Roth In-Plan Conversions Now Available
Starting January 28, 2026, you can convert Traditional TSP to Roth TSP directly within your account. This eliminates the need to roll out to an IRA first.
Conversion Rules:
- • Minimum: $500 per conversion
- • Maximum: 26 conversions per year
- • Must leave $500 in each source
- • Available in My Account on TSP.gov
Tax Considerations:
- • Converted amount is taxable income
- • TSP does NOT withhold taxes
- • Pay via estimated taxes or W-4
- • Conversions are irreversible
Best for: Low-income years, market downturns (convert more shares for same tax), reducing future RMDs, or building tax-free retirement income.
TSP Fund Options
| Fund | Full Name | Risk | Description |
|---|---|---|---|
| G Fund | Government Securities | Lowest | Short-term US Treasury securities. Never loses money but low returns. |
| F Fund | Fixed Income Index | Low | Tracks Bloomberg Barclays US Aggregate Bond Index. |
| C Fund | Common Stock Index | Medium | Tracks S&P 500. Large US companies. Core holding for most investors. |
| S Fund | Small Cap Stock Index | Medium-High | Tracks Dow Jones US Completion Total Stock Market Index. Small/mid cap. |
| I Fund | International Stock Index | Medium-High | Tracks MSCI EAFE Index. International developed markets. |
| L Funds | Lifecycle Funds | Varies | Target-date funds. Automatically rebalance as you approach retirement. |
Investment Strategy
Simple Approach: L Funds
If you don't want to manage your allocation, use an L Fund (Lifecycle). Pick the fund closest to your retirement year (e.g., L 2045). It automatically rebalances from aggressive (more stocks) to conservative (more bonds) as you age.
DIY Approach: C/S/I Mix
Many investors prefer a simple mix of C, S, and I funds for maximum growth potential:
As you approach retirement (within 5-10 years), gradually add F and G funds to reduce volatility.
TSP Withdrawal Options
When you retire or separate from federal service, you have several withdrawal options:
- Leave it in TSP: Continue tax-deferred growth, low fees. Withdraw when needed.

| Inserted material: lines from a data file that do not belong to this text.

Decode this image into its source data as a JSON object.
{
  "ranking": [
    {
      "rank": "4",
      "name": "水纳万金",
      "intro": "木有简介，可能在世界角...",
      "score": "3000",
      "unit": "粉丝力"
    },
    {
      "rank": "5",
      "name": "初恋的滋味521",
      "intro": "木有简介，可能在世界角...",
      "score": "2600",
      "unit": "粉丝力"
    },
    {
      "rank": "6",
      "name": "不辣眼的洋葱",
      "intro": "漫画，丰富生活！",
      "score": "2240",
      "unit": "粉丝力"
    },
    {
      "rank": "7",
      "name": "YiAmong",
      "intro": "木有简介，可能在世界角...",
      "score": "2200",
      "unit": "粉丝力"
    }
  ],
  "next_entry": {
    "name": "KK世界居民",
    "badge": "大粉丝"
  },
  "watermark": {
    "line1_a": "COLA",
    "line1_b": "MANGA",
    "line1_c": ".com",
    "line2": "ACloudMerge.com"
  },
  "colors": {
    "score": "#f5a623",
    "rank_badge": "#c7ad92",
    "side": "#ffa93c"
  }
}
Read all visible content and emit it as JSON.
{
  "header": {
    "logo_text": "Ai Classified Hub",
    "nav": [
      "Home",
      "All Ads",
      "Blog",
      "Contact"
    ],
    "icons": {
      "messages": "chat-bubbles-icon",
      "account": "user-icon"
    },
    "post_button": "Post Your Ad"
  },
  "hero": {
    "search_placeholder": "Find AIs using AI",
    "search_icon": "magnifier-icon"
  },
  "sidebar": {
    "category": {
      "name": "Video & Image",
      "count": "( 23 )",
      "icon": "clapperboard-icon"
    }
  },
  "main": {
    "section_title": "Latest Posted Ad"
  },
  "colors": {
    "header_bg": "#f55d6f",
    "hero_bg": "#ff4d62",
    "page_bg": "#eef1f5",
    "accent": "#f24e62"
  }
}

- Partial withdrawal: Take some money, leave the rest invested.
- Full withdrawal: Lump sum, monthly payments, or life annuity.
- Roll over to IRA: More investment options, but potentially higher fees.
The 4% Rule
A common retirement strategy: withdraw 4% of your balance in year one, then adjust for inflation. Research shows this strategy historically lasts 30+ years without running out of money.
4% Rule Example
- TSP Balance at retirement: $500,000
- Year 1 withdrawal (4%): $20,000
- Year 2 (3% inflation): $20,600
- Year 3 (3% inflation): $21,218
Adjust the percentage based on market conditions and other income sources.

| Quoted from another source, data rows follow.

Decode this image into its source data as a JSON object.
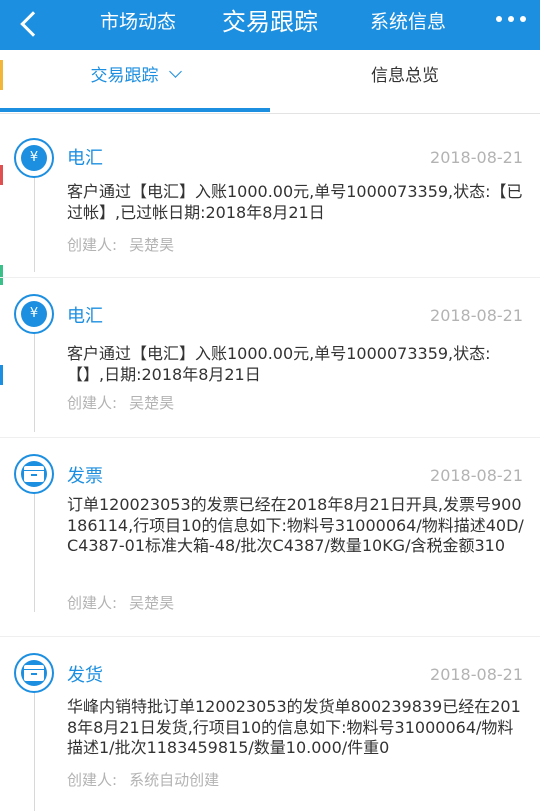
{
  "header": {
    "nav_left": "市场动态",
    "nav_center": "交易跟踪",
    "nav_right": "系统信息",
    "background": "#1d8fe0"
  },
  "tabs": [
    {
      "label": "交易跟踪",
      "active": true
    },
    {
      "label": "信息总览",
      "active": false
    }
  ],
  "items": [
    {
      "icon": "yen-refresh-icon",
      "title": "电汇",
      "date": "2018-08-21",
      "body": "客户通过【电汇】入账1000.00元,单号1000073359,状态:【已过帐】,已过帐日期:2018年8月21日",
      "creator_label": "创建人:",
      "creator": "吴楚昊"
    },
    {
      "icon": "yen-refresh-icon",
      "title": "电汇",
      "date": "2018-08-21",
      "body": "客户通过【电汇】入账1000.00元,单号1000073359,状态:【】,日期:2018年8月21日",
      "creator_label": "创建人:",
      "creator": "吴楚昊"
    },
    {
      "icon": "invoice-box-icon",
      "title": "发票",
      "date": "2018-08-21",
      "body": "订单120023053的发票已经在2018年8月21日开具,发票号900186114,行项目10的信息如下:物料号31000064/物料描述40D/C4387-01标准大箱-48/批次C4387/数量10KG/含税金额310",
      "creator_label": "创建人:",
      "creator": "吴楚昊"
    },
    {
      "icon": "shipment-box-icon",
      "title": "发货",
      "date": "2018-08-21",
      "body": "华峰内销特批订单120023053的发货单800239839已经在2018年8月21日发货,行项目10的信息如下:物料号31000064/物料描述1/批次1183459815/数量10.000/件重0",
      "creator_label": "创建人:",
      "creator": "系统自动创建"
    }
  ]
}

Required Minimum Distributions (RMDs)
Starting at age 73, you must withdraw a minimum amount from Traditional TSP each year. The amount is based on your balance and IRS life expectancy tables.

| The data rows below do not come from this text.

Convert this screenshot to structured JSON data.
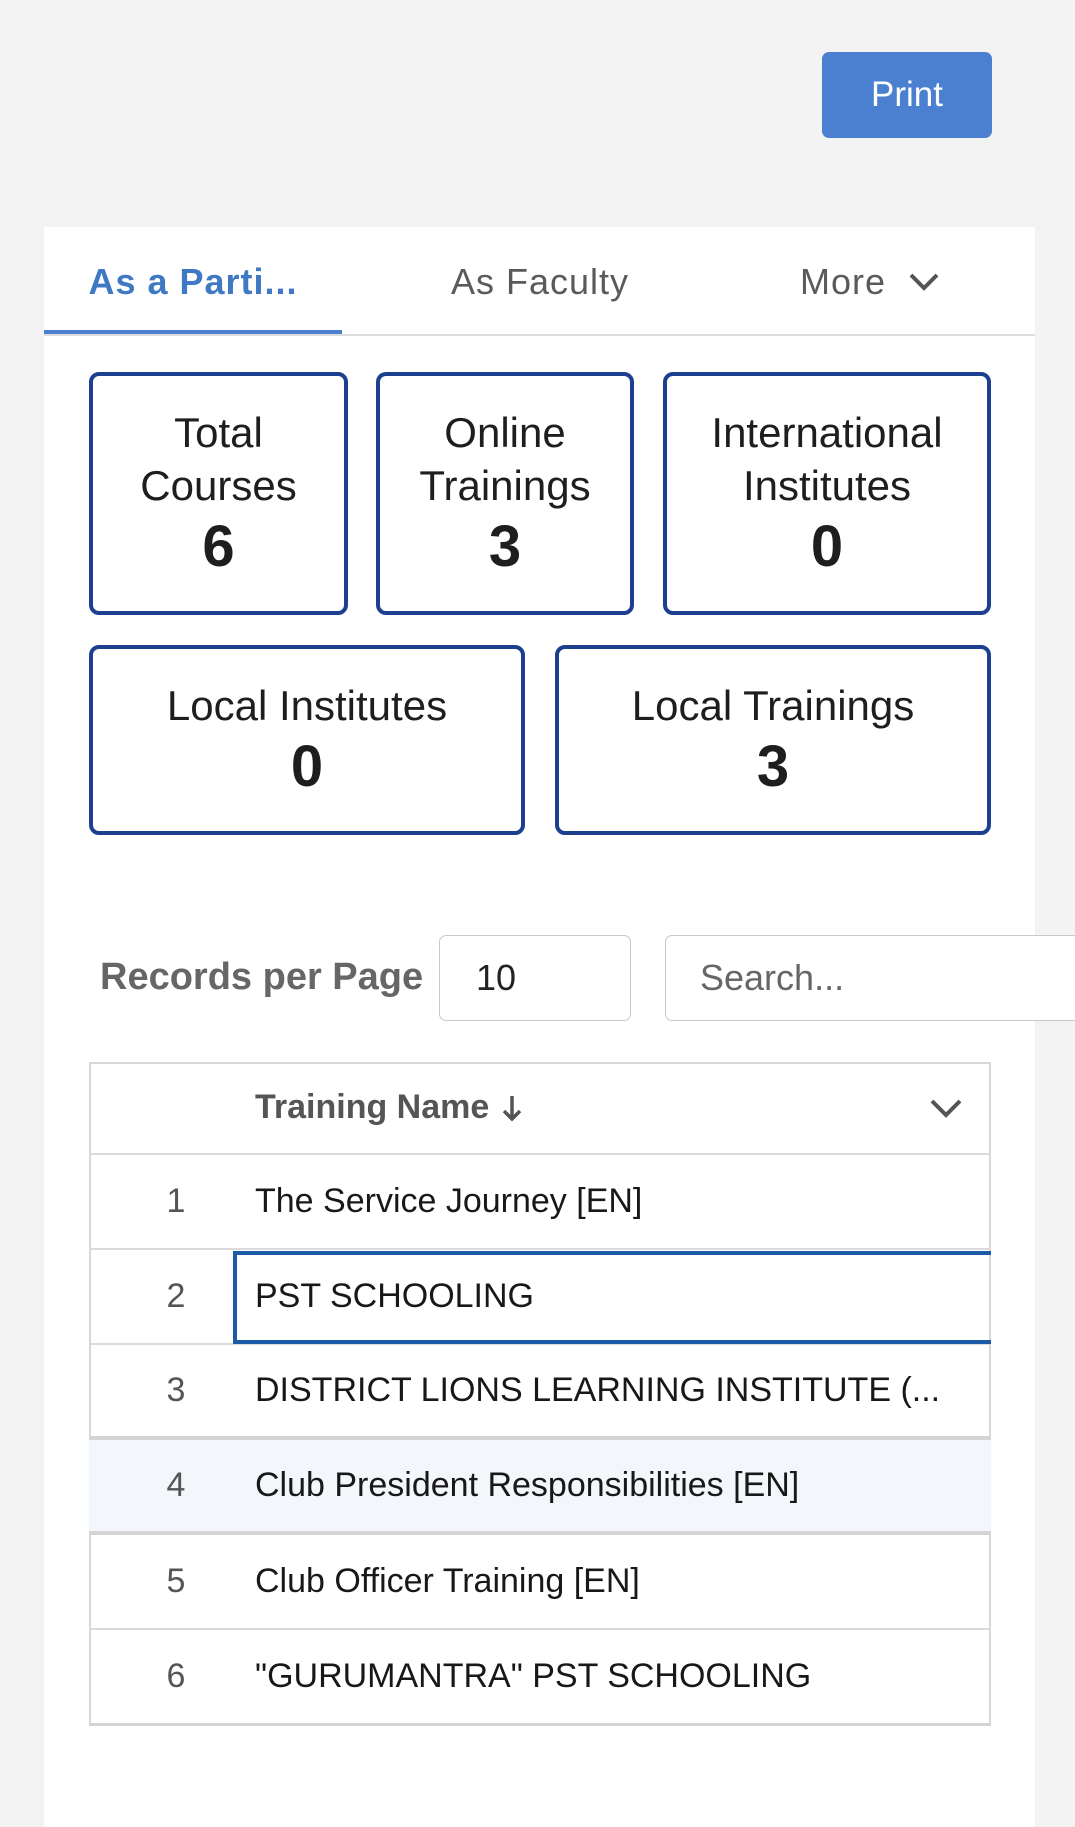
{
  "toolbar": {
    "print_label": "Print"
  },
  "tabs": [
    {
      "label": "As a Parti...",
      "active": true
    },
    {
      "label": "As Faculty",
      "active": false
    },
    {
      "label": "More",
      "icon": "chevron-down-icon"
    }
  ],
  "stats": [
    {
      "label_line1": "Total",
      "label_line2": "Courses",
      "value": "6"
    },
    {
      "label_line1": "Online",
      "label_line2": "Trainings",
      "value": "3"
    },
    {
      "label_line1": "International",
      "label_line2": "Institutes",
      "value": "0"
    },
    {
      "label_line1": "Local Institutes",
      "value": "0"
    },
    {
      "label_line1": "Local Trainings",
      "value": "3"
    }
  ],
  "controls": {
    "records_label": "Records per Page",
    "records_value": "10",
    "search_placeholder": "Search..."
  },
  "table": {
    "column": "Training Name",
    "sort_icon": "arrow-down-icon",
    "rows": [
      {
        "num": "1",
        "name": "The Service Journey [EN]"
      },
      {
        "num": "2",
        "name": "PST SCHOOLING"
      },
      {
        "num": "3",
        "name": "DISTRICT LIONS LEARNING INSTITUTE (..."
      },
      {
        "num": "4",
        "name": "Club President Responsibilities [EN]"
      },
      {
        "num": "5",
        "name": "Club Officer Training [EN]"
      },
      {
        "num": "6",
        "name": "\"GURUMANTRA\" PST SCHOOLING"
      }
    ]
  },
  "colors": {
    "accent": "#4a80cf",
    "stat_border": "#1c3f8f",
    "hover_row": "#f3f6fa"
  }
}
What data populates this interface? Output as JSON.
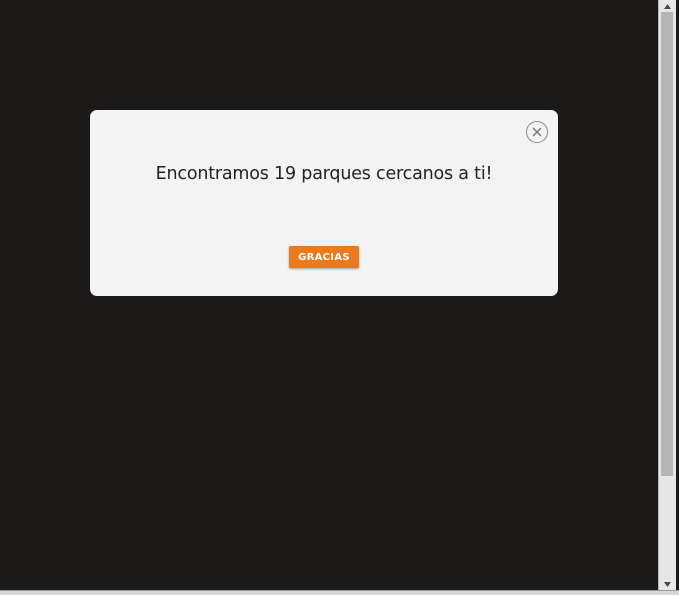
{
  "modal": {
    "message": "Encontramos 19 parques cercanos a ti!",
    "confirm_label": "GRACIAS",
    "close_icon": "close-icon"
  },
  "colors": {
    "backdrop": "#1b1a19",
    "modal_bg": "#f3f3f3",
    "accent": "#ea7a1c"
  }
}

Roth TSP also has RMDs, unlike Roth IRAs. To avoid this, roll your Roth TSP to a Roth IRA after separating, Roth IRAs have no RMDs.
Early Withdrawals: The 72(t) Rule
Need TSP access before age 55? The 72(t) rule, also known as Substantially Equal Periodic Payments (SEPP), lets you withdraw penalty-free at any age if you commit to fixed payments for at least 5 years.
72(t) vs Rule of 55
| Feature | 72(t) Rule | Rule of 55 |
|---|---|---|
| Age requirement | Any age | 55+ at separation |
| Lock-in period | 5 years or until 59½ | None |
| Payment flexibility | Fixed amount | Withdraw any amount |
| Best for | Under 55 separators | 55+ retirees |
Warning: Breaking the 72(t) rules (stopping early, changing amounts, or taking extra withdrawals) triggers the 10% penalty retroactively on all prior withdrawals.